Doc - Super AI Engineer LLM

Documentation

Super AI Engineer LLM documentation

Reference material for model usage, integration, deployment, and limitations.

Quickstart

Install the OpenAI SDK and point it at the Super AI Engineer LLM endpoint.

pip install openai

from openai import OpenAI

client = OpenAI(
    base_url="https://api.example.com/v1",
    api_key="YOUR_API_KEY"
)

response = client.chat.completions.create(
    model="thai-llm-chat-v0.1",
    messages=[
        {"role": "user", "content": "ช่วยอธิบาย Machine Learning เป็นภาษาไทยง่าย ๆ"}
    ],
    temperature=0.7
)

print(response.choices[0].message.content)

API Reference

Base URL: https://api.example.com/v1

POST /v1/chat/completions — chat completion (stream optional)
GET /v1/models — list available models

Authentication

Pass your key as a Bearer token. Keep it server-side; never expose it in a browser.

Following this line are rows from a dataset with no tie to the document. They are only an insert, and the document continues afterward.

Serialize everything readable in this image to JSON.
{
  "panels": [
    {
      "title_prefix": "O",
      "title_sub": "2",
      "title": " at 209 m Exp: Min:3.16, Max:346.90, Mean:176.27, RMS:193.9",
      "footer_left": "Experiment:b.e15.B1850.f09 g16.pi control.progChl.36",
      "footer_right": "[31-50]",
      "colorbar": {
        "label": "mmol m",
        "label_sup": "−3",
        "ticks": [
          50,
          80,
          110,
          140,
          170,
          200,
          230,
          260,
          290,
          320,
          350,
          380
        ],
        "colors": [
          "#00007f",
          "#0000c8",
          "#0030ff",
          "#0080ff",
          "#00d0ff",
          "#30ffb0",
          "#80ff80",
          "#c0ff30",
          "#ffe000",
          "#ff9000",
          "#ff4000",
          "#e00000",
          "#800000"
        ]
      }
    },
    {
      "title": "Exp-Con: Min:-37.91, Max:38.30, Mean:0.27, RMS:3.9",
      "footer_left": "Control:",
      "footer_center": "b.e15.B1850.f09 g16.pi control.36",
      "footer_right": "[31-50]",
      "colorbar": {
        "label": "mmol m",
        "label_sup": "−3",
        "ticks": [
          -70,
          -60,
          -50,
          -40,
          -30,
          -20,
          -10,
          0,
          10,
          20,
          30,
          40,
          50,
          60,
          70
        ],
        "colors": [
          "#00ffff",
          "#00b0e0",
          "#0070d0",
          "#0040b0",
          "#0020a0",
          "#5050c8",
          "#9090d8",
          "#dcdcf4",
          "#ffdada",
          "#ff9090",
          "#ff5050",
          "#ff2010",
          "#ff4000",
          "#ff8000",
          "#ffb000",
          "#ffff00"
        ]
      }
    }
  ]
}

Authorization: Bearer YOUR_API_KEY

Chat Completion

cURL example:

curl https://api.example.com/v1/chat/completions \
  -H "Authorization: Bearer YOUR_API_KEY" \
  -H "Content-Type: application/json" \
  -d '{
    "model": "thai-llm-chat-v0.1",
    "messages": [
      {"role": "user", "content": "สวัสดีครับ"}
    ],
    "temperature": 0.7
  }'

Streaming

Set stream=True to receive tokens as they are generated.

stream = client.chat.completions.create(
    model="thai-llm-chat-v0.1",
    messages=[{"role": "user", "content": "เล่านิทานสั้น ๆ"}],
    stream=True
)

for chunk in stream:
    delta = chunk.choices[0].delta.content or ""
    print(delta, end="", flush=True)

Deployment

Serve with vLLM / TGI on B200 or LANTA, then switch the portal to real mode.

# Serve with vLLM (OpenAI-compatible) on B200 / LANTA
python -m vllm.entrypoints.openai.api_server \
  --model thai-llm/thai-llm-chat-v0.1 \
  --served-model-name thai-llm-chat-v0.1 \
  --port 8000

# Point the portal at it (.env)
# LLM_API_MODE=real
# LLM_API_BASE_URL=http://your-b200-host:8000
# LLM_API_KEY=your-key

Model Limitations

This is an early version — outputs may contain errors or hallucinations.
Not intended for medical, legal, or financial advice.
Knowledge is limited to its training data cutoff.
Always review generated content before production use.